Mas nem tudo são rosas neste documentário sobre o meio ultraexigente da mais alta cozinha. Também há drama. Como o de quem perde uma estrela. «Tivemos de retirar 25 mesas quando isso aconteceu», refere um chef desolado. Os critérios para as estrelas passam pela mestria de cozinhar, a harmonia dos sabores, a consistência do menu e a forma como o chef projeta nos pratos a sua personalidade.
Pelo meio, há quem siga estes mestres até ao fim. Como o comensal austríaco que confessa no filme já ter ido mais de 20 vezes ao Mugaritz e a quem faltavam, à data, apenas alguns restaurantes para fazer o pleno das três estrelas. Um objetivo que cumpriu antes de terminado o filme.
Não saímos desta viagem sem um amargo de boca ao perceber o lado mais negro do mundo das estrelas Michelin . Alguns chefs ultrapassam largamente a sua capacidade de entrega e resistência e acabam por cometer suicídio.
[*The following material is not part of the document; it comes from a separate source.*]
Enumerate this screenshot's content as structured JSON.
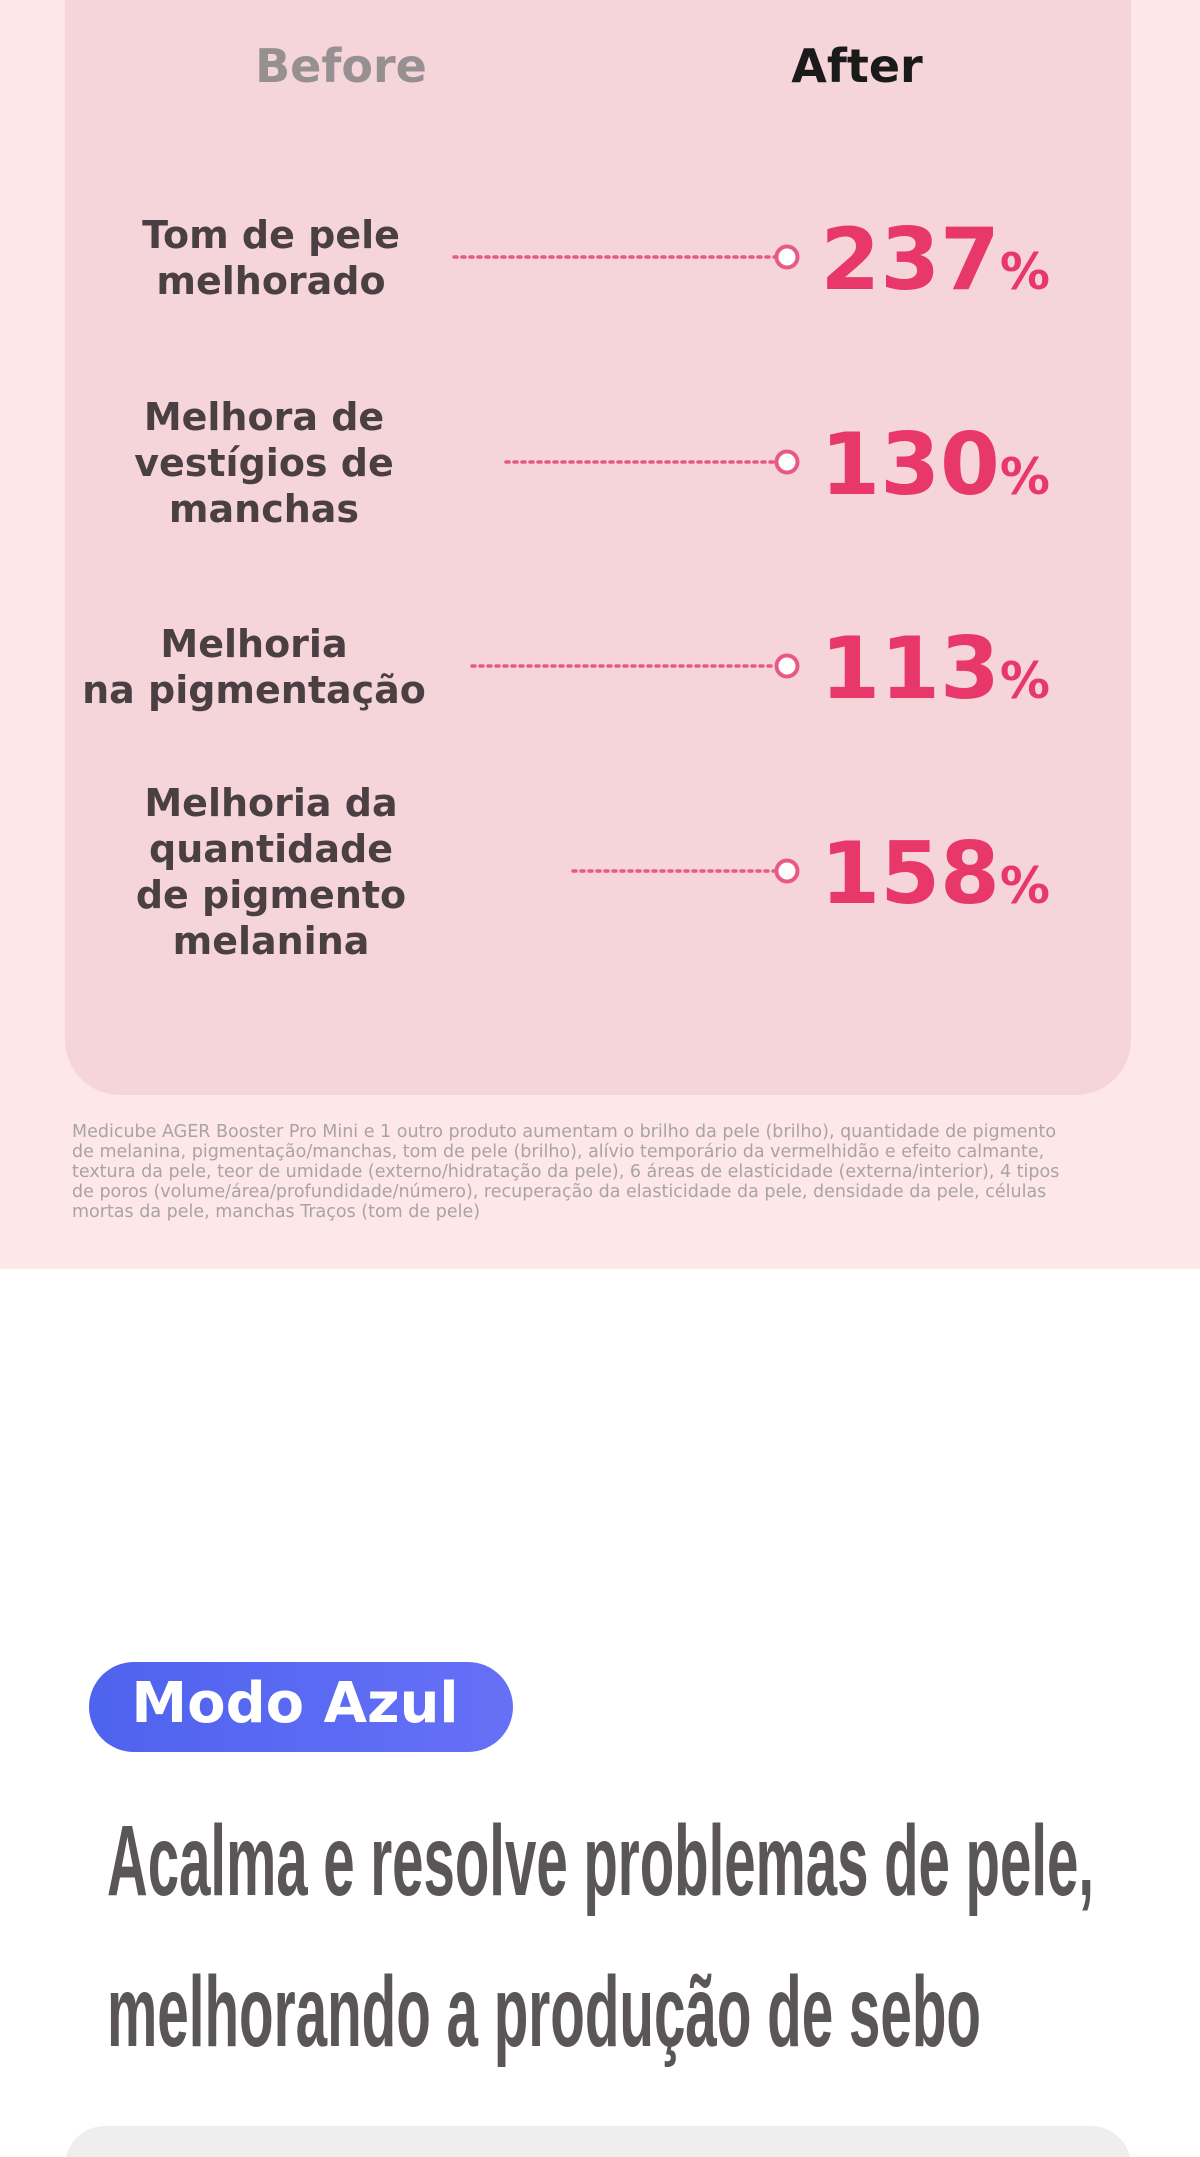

José Carlos Capel, crítico de gastronomia do El País e considerado o ‘papa’ da religião de bem comer, assinala a ligação menos conhecida entre as estrelas concedidas a um país e a respetiva cifra de negócio. No entender de Capel, existe mesmo uma relação direta entre o número de estrelas e a venda de pneus. É o poder da borracha na magia da cozinha.